For immunofluorescence microscopy experiments, 15,000 cells were seeded on uncoated coverslips in a 24-well plate and grown overnight. ApoER2 plasmids were co-transfected with RAP plasmid at a 1:2 ratio in Opti-MEM medium (Gibco, Thermo Fisher) using Lipofectamine 2000 (Invitrogen). After 3–4 h of transfection, the medium was removed and replaced by fresh medium. Cells were fixed 24 h after transfection or used after 16 h for FM4 chase experiments.

For co-immunoprecipitation experiments, 1×10⁶ cells were seeded on 60mm dishes; after 24 h of growth, wt or AP4E1-KO HeLa cells were co-transfected with plasmids encoding μ4-GFP, RAP, and HA-ApoER2 or FLAG-ApoER2 at a 1:1:1 ratio in DMEM using polyethylenimine (PEI 25k, Polysciences). After 3–4 h of transfection, the medium was removed and replaced by fresh medium. Co-immunoprecipitation assays (see below) were performed 40 h after transfection.

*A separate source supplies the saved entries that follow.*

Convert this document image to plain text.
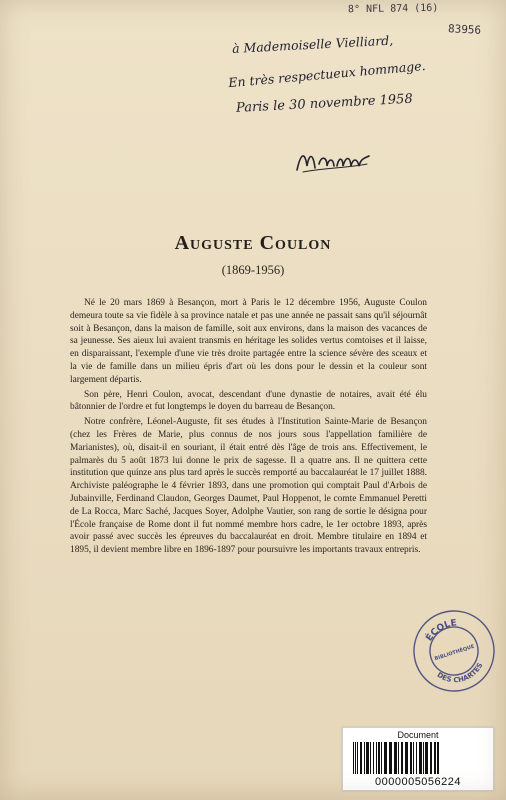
8° NFL 874 (16)
83956
à Mademoiselle Vielliard,
En très respectueux hommage.
Paris le 30 novembre 1958
Auguste Coulon
(1869-1956)

Né le 20 mars 1869 à Besançon, mort à Paris le 12 décembre 1956, Auguste Coulon demeura toute sa vie fidèle à sa province natale et pas une année ne passait sans qu'il séjournât soit à Besançon, dans la maison de famille, soit aux environs, dans la maison des vacances de sa jeunesse. Ses aieux lui avaient transmis en héritage les solides vertus comtoises et il laisse, en disparaissant, l'exemple d'une vie très droite partagée entre la science sévère des sceaux et la vie de famille dans un milieu épris d'art où les dons pour le dessin et la couleur sont largement départis.

Son père, Henri Coulon, avocat, descendant d'une dynastie de notaires, avait été élu bâtonnier de l'ordre et fut longtemps le doyen du barreau de Besançon.

Notre confrère, Léonel-Auguste, fit ses études à l'Institution Sainte-Marie de Besançon (chez les Frères de Marie, plus connus de nos jours sous l'appellation familière de Marianistes), où, disait-il en souriant, il était entré dès l'âge de trois ans. Effectivement, le palmarès du 5 août 1873 lui donne le prix de sagesse. Il a quatre ans. Il ne quittera cette institution que quinze ans plus tard après le succès remporté au baccalauréat le 17 juillet 1888. Archiviste paléographe le 4 février 1893, dans une promotion qui comptait Paul d'Arbois de Jubainville, Ferdinand Claudon, Georges Daumet, Paul Hoppenot, le comte Emmanuel Peretti de La Rocca, Marc Saché, Jacques Soyer, Adolphe Vautier, son rang de sortie le désigna pour l'École française de Rome dont il fut nommé membre hors cadre, le 1er octobre 1893, après avoir passé avec succès les épreuves du baccalauréat en droit. Membre titulaire en 1894 et 1895, il devient membre libre en 1896-1897 pour poursuivre les importants travaux entrepris.

ÉCOLE
DES CHARTES
BIBLIOTHÈQUE
Document
0000005056224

2.7. Mouse and rat neuronal primary culture

Hippocampal and cortical neurons were obtained from C57BL/6J and C57BL/6J Ap4e1tm1b(KOMP)Wtsi mouse embryos and from Sprague-Dawley rat embryos, as previously described (Sotelo, Farfan et al. 2014, De Pace, Skirzewski et al. 2018). Animals were harvested from 17-day pregnant mice or 18-day pregnant rats. Neurons were isolated and maintained for 5–12 DIV on 35 mm coverslips (3.5×10⁵ cells/plate) coated with poly-L-lysine/laminin matrix (Sigma-Aldrich, St. Louis, MO, USA). Primary neurons were grown on Neurobasal medium (Gibco BRL, Life Technologies, USA) supplemented with B27 (Gibco, Thermo Fisher) and GlutaMAX (Gibco, Thermo Fisher). Cells were kept at 37°C in a 5% CO₂ incubator with saturated humidity. 50,000 hippocampal neurons were seeded on poly-L-lysine/laminin-coated coverslips for transfection in 12 well plates. Transfection of ApoER2 plasmids was carried out by mixing 2 μL of Lipofectamine 2000 with plasmids encoding ApoER2 and the chaperone RAP in a 1:2 ratio in Opti-MEM medium. Culture medium was removed, supplemented with 1/3 of the original volume with full Neurobasal medium, sterile filtered and kept at 37°C. Neurons were kept in Neurobasal, and Lipofectamine plus plasmid mixed in Neurobasal medium was added dropwise to the culture plate and incubated for 1 h. The medium was then aspirated and supplemented medium was added. Half of the medium was removed every four days, and an equal volume of fresh medium was added to maintain neuronal health. Cells were fixed in paraformaldehyde (PFA) as described below after 24 h of expression unless otherwise specified.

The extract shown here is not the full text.